Pete Danko is a writer and editor based in Portland, Oregon. His work has appeared in Breaking Energy, National Geographic's Energy Blog, The New York Times, San Francisco Chronicle and elsewhere.

  • LuapLeiht1

    Wonderful idea! What looks great in a theoretical model might not work so well when it is explained to residents that we need to install 3x capacity. And you think NIMBY is bad now?
    The folks that do these “studies” need to occassionally get out and sample reality.

    • I disagree. This isn’t a policy recommendation, it’s science. The folks who do these studies (and I see no reason to put quotation marks around the word) need to do good science that sheds light on the range of options available.
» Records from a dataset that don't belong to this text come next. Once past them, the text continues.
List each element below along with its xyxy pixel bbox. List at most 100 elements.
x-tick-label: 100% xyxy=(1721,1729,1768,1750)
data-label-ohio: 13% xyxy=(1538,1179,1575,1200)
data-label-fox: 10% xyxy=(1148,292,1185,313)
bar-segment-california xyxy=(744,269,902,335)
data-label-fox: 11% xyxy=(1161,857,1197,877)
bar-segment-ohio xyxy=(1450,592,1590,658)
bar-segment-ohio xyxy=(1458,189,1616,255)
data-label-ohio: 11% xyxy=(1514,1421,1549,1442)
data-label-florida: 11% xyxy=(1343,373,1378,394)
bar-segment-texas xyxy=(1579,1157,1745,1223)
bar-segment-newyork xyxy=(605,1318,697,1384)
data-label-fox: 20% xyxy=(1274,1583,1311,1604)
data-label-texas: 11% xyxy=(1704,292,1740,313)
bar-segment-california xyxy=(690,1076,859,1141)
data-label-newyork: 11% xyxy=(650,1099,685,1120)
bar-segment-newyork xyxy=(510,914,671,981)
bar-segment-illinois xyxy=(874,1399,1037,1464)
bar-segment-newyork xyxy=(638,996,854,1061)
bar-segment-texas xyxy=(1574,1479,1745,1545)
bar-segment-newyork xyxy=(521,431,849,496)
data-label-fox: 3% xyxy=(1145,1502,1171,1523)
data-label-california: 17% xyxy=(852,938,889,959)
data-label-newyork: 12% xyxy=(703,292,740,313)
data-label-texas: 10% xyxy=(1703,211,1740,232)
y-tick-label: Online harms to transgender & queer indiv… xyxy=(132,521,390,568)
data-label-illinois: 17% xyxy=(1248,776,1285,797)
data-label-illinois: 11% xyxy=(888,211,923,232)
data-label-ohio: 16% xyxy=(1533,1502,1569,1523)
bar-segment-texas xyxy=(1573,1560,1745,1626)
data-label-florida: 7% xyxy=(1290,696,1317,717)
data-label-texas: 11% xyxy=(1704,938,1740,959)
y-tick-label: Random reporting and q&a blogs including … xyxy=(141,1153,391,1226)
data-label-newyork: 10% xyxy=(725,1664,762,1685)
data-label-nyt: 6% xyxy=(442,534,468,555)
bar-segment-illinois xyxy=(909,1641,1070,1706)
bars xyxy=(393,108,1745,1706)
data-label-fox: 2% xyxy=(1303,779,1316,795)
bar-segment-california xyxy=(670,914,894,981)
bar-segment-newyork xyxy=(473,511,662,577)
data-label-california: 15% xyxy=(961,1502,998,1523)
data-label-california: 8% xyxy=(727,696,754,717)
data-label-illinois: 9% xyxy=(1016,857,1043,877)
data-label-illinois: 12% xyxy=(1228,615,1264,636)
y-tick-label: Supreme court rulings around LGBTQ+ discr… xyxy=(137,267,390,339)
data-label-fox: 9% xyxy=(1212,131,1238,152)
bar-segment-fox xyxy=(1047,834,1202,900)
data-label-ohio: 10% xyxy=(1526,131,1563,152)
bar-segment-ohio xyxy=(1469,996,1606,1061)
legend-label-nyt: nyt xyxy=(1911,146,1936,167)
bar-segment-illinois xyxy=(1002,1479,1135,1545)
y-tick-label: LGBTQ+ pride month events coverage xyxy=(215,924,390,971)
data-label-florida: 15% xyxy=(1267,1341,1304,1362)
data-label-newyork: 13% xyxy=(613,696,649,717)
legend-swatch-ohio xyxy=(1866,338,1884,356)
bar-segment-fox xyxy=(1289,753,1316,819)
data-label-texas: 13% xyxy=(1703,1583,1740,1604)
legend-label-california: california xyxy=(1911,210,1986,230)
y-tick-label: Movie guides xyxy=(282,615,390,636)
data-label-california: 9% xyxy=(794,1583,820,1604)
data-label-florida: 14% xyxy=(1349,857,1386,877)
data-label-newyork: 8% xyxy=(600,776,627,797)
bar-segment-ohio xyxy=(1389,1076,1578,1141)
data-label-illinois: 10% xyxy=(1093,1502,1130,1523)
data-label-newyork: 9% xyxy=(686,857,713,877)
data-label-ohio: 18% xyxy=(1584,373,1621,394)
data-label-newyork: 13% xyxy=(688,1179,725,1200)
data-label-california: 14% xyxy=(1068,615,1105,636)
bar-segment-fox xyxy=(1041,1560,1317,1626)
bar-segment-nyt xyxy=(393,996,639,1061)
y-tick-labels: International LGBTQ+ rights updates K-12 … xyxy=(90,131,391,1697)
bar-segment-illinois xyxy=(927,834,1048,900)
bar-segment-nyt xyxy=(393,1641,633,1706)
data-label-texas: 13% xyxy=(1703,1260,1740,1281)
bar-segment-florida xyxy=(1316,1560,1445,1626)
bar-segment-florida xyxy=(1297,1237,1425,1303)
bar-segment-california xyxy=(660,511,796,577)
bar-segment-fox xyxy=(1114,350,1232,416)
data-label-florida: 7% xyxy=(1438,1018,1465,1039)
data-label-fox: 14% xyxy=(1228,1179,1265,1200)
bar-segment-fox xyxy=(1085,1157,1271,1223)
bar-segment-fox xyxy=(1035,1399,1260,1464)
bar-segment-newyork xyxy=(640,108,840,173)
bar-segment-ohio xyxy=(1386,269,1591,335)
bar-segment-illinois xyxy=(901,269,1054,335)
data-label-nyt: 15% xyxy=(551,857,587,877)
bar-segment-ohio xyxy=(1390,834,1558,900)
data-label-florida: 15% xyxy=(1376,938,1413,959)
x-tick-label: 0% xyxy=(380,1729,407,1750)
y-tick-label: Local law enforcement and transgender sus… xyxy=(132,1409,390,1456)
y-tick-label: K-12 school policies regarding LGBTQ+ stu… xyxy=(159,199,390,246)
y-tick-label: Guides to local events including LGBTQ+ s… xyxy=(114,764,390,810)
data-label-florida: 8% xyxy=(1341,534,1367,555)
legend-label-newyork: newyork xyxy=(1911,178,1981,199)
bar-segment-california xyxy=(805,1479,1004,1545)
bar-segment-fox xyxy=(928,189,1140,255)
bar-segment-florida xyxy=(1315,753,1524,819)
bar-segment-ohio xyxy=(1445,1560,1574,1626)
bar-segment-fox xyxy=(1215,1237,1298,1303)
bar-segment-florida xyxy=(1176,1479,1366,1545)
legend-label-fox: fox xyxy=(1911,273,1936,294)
It’s then up to the public and policy makers to decide what in the range of possibilities is acceptable.

      • LuapLeiht1

        The title of the article is:

        How Oodles Of Renewables Would Give Us Cheaper Electricity

        If the title said “could” versus “would” I might agree with you. As it is, though, this article seems to be making a policy recomendation that is astoundingly unrealistic.

        • Ah, so your beef is with the article, not the study. Glad to hear that; I think it’s a great study. The article? Meh.

          • LuapLeiht1

            Yup. I don’t quibble with the assertation that putting in so much overcapacity that we can go 90+% renewable is achievable.
            If you take off economics and resource constraints, anything is feasible, whether or not it is practical.

          • You missed the point of the study, which rather than “take off economics” was in fact based on finding the lower-cost solution.

          • *lowest*-cost solution

          • LuapLeiht1

            In the study, does this lowest-cost solution include removing the generous subsidies renewables currently receive?
            And before you talk about how non-renewables receive subsidies, I also want those removed.

          • As noted in the story, the study assumes no government subsidies for renewables.

  • JulieInAustin

    One thing that isn’t discussed in these studies is the high rate of advances in grid management. Getting a better handle on loads — Demand Response, Load As A Resource — will go a long way to reducing the amount of needed surplus generation.